The authors' construction of the Comparative Consistency Bank and the introduction of the CC-SHAP metric are valuable contributions that can help advance the field. By providing a common framework for evaluating LLM self-consistency across a range of models and tasks, the Bank allows for more systematic comparisons. And the CC-SHAP metric's focus on the relationship between inputs, predictions, and explanations is a step towards a more fine-grained understanding of LLM behavior.

That said, the paper does not address some potential limitations and areas for further research. For example, it's unclear how well the CC-SHAP metric captures the full complexity of LLM explanations, or how it might be affected by factors like task difficulty or model architecture.
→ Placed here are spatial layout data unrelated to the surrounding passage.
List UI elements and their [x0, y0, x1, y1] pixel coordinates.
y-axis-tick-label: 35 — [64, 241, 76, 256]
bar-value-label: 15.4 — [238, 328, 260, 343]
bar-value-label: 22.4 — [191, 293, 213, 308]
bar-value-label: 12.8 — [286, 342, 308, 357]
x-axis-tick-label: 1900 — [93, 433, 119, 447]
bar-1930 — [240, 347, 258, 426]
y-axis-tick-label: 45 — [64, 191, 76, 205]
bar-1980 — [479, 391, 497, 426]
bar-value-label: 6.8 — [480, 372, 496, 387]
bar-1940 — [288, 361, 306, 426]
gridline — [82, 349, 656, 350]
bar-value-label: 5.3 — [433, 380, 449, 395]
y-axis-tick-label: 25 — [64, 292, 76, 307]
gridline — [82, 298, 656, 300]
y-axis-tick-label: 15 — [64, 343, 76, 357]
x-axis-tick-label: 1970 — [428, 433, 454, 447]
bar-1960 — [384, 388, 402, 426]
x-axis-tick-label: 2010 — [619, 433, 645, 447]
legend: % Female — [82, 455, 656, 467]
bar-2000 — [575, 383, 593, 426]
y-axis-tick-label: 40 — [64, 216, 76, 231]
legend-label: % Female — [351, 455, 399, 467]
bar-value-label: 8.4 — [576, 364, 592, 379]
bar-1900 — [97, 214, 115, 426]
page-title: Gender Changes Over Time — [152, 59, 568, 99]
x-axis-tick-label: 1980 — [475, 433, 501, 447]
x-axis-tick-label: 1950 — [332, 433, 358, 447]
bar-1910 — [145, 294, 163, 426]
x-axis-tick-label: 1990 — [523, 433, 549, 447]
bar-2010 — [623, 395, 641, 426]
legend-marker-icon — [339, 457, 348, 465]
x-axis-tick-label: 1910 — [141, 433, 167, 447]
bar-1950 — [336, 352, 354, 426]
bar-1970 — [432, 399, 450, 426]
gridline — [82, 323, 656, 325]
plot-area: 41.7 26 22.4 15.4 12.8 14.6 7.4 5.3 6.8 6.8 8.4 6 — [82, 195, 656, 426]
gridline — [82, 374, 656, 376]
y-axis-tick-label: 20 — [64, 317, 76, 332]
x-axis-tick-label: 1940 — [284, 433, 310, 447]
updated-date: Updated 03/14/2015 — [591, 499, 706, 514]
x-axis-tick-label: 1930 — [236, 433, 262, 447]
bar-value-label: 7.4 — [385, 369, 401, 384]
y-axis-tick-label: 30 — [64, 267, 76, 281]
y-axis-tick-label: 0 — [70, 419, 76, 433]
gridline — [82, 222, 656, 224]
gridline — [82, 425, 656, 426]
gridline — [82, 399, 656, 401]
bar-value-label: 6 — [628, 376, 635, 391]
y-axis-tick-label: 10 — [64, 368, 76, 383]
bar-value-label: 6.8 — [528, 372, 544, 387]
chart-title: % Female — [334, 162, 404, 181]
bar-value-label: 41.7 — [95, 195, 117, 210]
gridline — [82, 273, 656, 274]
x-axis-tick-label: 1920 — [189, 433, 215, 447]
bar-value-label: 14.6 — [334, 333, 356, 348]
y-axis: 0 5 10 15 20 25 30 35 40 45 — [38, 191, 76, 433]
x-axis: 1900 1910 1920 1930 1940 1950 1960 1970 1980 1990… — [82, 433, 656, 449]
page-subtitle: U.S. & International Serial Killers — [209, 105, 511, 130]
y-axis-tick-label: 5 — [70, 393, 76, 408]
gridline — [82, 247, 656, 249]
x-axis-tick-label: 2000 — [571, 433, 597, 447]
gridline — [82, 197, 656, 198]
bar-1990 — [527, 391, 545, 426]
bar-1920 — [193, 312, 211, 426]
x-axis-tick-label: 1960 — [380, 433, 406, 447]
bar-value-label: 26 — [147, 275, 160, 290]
Additionally, the paper does not explore potential ways to directly measure faithfulness to the models' internal reasoning, which remains an important challenge.

Overall, this paper makes a significant contribution by clarifying the limitations of existing faithfulness tests and proposing new approaches for evaluating LLM explanations. By encouraging a more critical and nuanced understanding of these models, the authors help pave the way for more robust and reliable explanation methods in the future.


This paper challenges the current understanding of faithfulness tests for large language model (LLM) explanations, arguing that these tests actually measure the self-consistency of the model's outputs rather than their faithfulness to the underlying reasoning process.

The authors make three key contributions to address this issue:

  1. Clarifying the status of faithfulness tests: They characterize existing tests as measures of self-consistency, not true faithfulness.
  2. Comparative Consistency Bank: They create a framework to compare the self-consistency of 11 LLMs across 5 tasks.
  3. CC-SHAP: They introduce a new fine-grained self-consistency metric that examines the relationship between model inputs, predictions, and explanations.

By taking this more nuanced approach, the authors bring us closer to understanding the true faithfulness of LLM explanations and their connection to the models' internal decision-making. This work represents an important step forward in evaluating and improving the transparency and reliability of these powerful language models.